Al cheit shechatanu l'fanecha... with these words we confess our sins, generally and collectively. We have been stubborn, we have disrespected our elders, we have used hurtful speech... the list goes on, seeming to cover nearly every possible transgression. But is it really a confession without specifics? Does confessing to these general sins cleanse my soul, sort of like an annual "get out of judgment free" card? No, this text challenges me to look much deeper.

Al cheit shechatanu l'fanecha... for the sin we have sinned before you with inappropriate speech -- and I think of the times I fell too easily into making negative comments about an acquaintance without having all the facts. For the sin we have sinned before you in public actions -- and I think of whether I could have achieved my goals at that meeting more gently, without making others uncomfortable. For the sin we have sinned before you by acquiescing to immorality -- and I think about standing silently when a friend made a derogatory joke at the expense of a group not my own. For the sin we have sinned before you privately -- and I think of the times I have "cut corners" with God when I could have done more to deepen our relationship, and I think of how nothing is ever private from HaKadosh Baruch Hu.

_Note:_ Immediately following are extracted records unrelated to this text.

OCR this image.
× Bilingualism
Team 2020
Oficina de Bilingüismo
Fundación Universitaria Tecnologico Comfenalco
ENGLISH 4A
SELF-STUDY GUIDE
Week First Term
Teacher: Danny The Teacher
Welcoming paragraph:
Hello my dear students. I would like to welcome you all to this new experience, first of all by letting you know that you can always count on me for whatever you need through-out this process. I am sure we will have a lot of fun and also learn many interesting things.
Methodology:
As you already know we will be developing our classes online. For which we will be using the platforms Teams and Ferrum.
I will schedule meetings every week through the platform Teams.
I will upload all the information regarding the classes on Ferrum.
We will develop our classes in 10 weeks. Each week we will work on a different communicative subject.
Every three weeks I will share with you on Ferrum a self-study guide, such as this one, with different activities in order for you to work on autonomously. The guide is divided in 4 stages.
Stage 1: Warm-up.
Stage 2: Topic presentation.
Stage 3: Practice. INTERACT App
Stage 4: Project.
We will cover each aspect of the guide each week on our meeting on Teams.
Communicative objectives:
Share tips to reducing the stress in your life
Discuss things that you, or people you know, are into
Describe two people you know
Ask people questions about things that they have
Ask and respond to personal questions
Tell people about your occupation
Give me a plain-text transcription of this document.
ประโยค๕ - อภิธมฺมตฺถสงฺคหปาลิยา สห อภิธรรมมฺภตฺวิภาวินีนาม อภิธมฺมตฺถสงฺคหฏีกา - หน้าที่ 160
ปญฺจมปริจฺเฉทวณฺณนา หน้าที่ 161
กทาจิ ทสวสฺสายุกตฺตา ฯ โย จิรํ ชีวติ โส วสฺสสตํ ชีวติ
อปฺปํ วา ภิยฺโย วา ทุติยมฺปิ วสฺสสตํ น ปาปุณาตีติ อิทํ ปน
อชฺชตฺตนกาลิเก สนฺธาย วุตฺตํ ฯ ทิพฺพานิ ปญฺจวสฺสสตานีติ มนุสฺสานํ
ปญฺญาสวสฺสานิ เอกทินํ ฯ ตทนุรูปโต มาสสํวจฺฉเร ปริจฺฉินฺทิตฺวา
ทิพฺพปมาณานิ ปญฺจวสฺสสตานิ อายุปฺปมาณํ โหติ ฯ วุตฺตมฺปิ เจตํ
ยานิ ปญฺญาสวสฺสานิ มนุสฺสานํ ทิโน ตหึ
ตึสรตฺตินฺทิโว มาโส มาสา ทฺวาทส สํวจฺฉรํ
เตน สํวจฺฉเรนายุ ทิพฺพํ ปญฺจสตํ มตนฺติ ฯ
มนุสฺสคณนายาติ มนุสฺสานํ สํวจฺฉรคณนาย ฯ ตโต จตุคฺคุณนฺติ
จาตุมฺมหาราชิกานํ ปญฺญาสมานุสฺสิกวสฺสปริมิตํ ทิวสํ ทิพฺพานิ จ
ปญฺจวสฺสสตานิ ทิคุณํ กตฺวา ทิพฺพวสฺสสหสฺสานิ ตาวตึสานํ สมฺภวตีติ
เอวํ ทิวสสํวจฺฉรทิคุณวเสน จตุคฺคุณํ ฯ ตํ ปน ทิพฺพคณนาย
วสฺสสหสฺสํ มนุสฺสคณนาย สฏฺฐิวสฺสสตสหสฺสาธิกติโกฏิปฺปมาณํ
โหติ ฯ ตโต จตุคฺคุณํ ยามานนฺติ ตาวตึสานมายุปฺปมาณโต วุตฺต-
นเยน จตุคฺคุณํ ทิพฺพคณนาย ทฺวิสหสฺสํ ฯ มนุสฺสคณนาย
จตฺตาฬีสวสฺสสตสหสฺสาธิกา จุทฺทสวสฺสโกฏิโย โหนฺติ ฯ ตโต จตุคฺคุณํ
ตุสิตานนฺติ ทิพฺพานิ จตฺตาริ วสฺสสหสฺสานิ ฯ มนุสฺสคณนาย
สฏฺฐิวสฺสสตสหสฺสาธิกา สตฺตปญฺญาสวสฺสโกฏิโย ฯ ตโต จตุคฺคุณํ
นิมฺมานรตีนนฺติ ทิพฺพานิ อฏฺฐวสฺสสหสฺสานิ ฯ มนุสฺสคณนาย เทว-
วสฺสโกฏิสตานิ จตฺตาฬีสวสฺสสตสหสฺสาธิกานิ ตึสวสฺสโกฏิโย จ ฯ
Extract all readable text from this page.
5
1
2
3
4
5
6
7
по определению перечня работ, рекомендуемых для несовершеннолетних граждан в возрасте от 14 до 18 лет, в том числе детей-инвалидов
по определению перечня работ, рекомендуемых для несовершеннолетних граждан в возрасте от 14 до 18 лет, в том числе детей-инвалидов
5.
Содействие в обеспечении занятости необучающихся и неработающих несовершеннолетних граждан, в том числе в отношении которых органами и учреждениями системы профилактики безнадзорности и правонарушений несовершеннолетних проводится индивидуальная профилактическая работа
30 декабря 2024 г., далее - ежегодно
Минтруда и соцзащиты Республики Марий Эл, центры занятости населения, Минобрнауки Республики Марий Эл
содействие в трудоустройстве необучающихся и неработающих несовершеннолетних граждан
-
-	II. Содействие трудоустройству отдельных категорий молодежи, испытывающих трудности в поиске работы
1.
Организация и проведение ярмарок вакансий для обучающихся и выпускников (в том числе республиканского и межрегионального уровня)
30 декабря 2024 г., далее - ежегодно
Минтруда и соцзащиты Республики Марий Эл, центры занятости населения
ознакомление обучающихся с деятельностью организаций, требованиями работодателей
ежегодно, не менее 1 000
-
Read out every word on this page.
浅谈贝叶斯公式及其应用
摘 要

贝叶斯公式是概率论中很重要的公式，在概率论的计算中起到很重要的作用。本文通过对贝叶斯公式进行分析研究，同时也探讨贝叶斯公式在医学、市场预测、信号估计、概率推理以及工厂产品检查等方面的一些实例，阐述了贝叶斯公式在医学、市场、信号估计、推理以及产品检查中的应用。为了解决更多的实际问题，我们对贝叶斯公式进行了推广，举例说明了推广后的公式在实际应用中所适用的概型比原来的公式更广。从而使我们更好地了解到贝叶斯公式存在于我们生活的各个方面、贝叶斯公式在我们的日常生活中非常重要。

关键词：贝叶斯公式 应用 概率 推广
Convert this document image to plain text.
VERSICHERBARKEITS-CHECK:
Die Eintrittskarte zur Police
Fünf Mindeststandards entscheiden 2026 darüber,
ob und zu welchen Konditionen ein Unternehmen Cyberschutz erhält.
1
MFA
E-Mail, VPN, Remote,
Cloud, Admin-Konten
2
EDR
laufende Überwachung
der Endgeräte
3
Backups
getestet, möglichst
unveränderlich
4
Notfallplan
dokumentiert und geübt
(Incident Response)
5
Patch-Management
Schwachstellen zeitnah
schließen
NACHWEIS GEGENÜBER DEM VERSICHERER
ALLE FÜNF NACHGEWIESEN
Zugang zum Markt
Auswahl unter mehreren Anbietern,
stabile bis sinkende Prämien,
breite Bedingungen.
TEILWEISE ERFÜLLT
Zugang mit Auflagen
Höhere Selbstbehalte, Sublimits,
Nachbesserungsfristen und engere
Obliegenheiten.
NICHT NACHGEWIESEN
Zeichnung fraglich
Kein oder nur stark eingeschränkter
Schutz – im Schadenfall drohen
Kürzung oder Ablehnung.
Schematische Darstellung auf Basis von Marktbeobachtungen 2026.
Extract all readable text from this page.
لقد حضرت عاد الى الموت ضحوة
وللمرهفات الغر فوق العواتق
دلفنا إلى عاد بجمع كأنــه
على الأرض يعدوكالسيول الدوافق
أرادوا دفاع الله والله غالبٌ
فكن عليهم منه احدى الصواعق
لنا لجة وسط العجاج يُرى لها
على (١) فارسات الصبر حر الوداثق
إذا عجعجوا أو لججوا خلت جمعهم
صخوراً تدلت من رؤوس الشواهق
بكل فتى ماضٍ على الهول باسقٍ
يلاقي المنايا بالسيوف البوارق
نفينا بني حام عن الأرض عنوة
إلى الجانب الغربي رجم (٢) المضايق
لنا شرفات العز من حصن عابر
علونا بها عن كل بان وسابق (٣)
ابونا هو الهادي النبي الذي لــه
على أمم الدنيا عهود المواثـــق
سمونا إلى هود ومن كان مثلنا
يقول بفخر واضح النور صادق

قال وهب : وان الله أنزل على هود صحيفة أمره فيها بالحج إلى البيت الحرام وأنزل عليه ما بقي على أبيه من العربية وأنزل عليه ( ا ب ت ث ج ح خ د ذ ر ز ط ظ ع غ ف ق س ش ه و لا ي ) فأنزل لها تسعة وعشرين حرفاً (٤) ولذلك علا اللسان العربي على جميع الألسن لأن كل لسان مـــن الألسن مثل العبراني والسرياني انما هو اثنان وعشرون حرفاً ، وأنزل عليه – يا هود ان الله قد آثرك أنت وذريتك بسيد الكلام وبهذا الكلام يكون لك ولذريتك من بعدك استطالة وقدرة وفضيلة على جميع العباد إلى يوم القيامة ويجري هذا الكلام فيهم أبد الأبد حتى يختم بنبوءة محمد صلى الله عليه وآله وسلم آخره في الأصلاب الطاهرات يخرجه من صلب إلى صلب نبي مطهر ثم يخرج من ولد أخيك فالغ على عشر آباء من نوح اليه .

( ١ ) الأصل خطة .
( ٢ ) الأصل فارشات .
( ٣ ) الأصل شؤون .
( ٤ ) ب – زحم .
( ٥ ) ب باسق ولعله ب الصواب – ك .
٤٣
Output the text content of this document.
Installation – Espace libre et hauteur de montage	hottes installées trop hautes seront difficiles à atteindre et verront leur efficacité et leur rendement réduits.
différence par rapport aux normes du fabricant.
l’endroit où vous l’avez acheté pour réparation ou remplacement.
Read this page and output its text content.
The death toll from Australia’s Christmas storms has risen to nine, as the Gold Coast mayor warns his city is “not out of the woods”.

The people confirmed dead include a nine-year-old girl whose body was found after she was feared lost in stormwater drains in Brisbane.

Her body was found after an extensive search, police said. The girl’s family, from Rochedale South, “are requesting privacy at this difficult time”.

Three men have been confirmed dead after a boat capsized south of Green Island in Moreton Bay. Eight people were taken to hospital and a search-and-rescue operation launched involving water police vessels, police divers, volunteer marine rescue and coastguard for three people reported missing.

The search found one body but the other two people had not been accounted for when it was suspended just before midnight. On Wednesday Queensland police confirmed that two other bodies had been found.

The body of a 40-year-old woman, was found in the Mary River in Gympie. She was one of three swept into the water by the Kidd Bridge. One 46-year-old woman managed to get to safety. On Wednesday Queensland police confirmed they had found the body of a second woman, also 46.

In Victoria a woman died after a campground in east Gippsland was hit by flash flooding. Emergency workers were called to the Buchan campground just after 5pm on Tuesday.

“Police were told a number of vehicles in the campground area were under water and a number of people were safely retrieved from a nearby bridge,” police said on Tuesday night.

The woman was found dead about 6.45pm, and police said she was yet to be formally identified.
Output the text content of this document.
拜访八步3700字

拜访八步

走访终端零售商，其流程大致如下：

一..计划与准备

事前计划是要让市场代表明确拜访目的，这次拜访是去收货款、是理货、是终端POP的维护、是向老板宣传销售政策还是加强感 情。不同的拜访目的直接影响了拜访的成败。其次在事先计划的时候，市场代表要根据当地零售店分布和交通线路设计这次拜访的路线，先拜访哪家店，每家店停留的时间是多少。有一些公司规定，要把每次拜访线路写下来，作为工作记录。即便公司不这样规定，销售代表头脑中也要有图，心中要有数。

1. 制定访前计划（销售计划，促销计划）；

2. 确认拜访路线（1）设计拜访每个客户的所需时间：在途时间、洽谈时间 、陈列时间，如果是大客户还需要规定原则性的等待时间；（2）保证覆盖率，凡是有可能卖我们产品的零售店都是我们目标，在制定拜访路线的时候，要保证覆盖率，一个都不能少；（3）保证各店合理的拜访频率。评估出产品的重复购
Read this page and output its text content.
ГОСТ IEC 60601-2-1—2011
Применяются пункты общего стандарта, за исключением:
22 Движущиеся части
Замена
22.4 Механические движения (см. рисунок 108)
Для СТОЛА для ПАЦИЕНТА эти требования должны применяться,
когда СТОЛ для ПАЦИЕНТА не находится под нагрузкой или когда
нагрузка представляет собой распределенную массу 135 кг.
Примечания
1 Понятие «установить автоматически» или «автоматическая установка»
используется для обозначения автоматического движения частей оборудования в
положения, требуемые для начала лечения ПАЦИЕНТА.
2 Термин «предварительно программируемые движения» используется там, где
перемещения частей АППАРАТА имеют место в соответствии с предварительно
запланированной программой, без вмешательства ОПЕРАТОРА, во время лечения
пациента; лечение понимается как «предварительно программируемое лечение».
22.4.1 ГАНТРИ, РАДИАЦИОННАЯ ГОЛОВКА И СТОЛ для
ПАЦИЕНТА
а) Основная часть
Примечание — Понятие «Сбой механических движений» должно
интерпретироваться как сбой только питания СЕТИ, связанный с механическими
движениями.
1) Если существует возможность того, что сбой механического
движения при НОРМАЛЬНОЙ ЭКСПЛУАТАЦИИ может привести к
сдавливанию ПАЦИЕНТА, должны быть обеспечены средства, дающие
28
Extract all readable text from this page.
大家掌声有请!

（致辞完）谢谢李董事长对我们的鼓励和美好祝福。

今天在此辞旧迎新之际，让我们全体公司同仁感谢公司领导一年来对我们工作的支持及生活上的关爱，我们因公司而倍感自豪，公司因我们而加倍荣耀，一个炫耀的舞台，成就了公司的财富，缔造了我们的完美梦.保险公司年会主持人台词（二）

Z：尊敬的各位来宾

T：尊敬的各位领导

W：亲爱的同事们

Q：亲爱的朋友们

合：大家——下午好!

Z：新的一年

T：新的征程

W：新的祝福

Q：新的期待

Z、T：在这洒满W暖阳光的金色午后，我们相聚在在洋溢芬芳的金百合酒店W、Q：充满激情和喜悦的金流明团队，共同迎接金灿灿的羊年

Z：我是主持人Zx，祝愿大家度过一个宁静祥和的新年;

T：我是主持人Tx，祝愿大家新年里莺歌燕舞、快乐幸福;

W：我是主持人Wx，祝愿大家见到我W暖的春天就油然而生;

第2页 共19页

To me "al cheit" is not just a confession, a litany of sins. It is a list of reminders, a prompt to really look inward and examine my behavior over the last year. The list includes transgressions committed unknowingly, but how can I correct them if I don't know about them? "Al cheit" urges me to know them anyway, even though it is uncomfortable, in the hope that if I can confront them, maybe I can prevent some of them in the coming year. Just confessing and moving on would be easier; this text calls me to do more to set myself on the right course, one transgression at a time. Al cheit shechatanu l'fanecha... what have I hidden from myself, that this text helps me uncover?

Baruch atah Adonai, 'ozreinu lizkor.
Blessed are you, O God, who helps us to remember.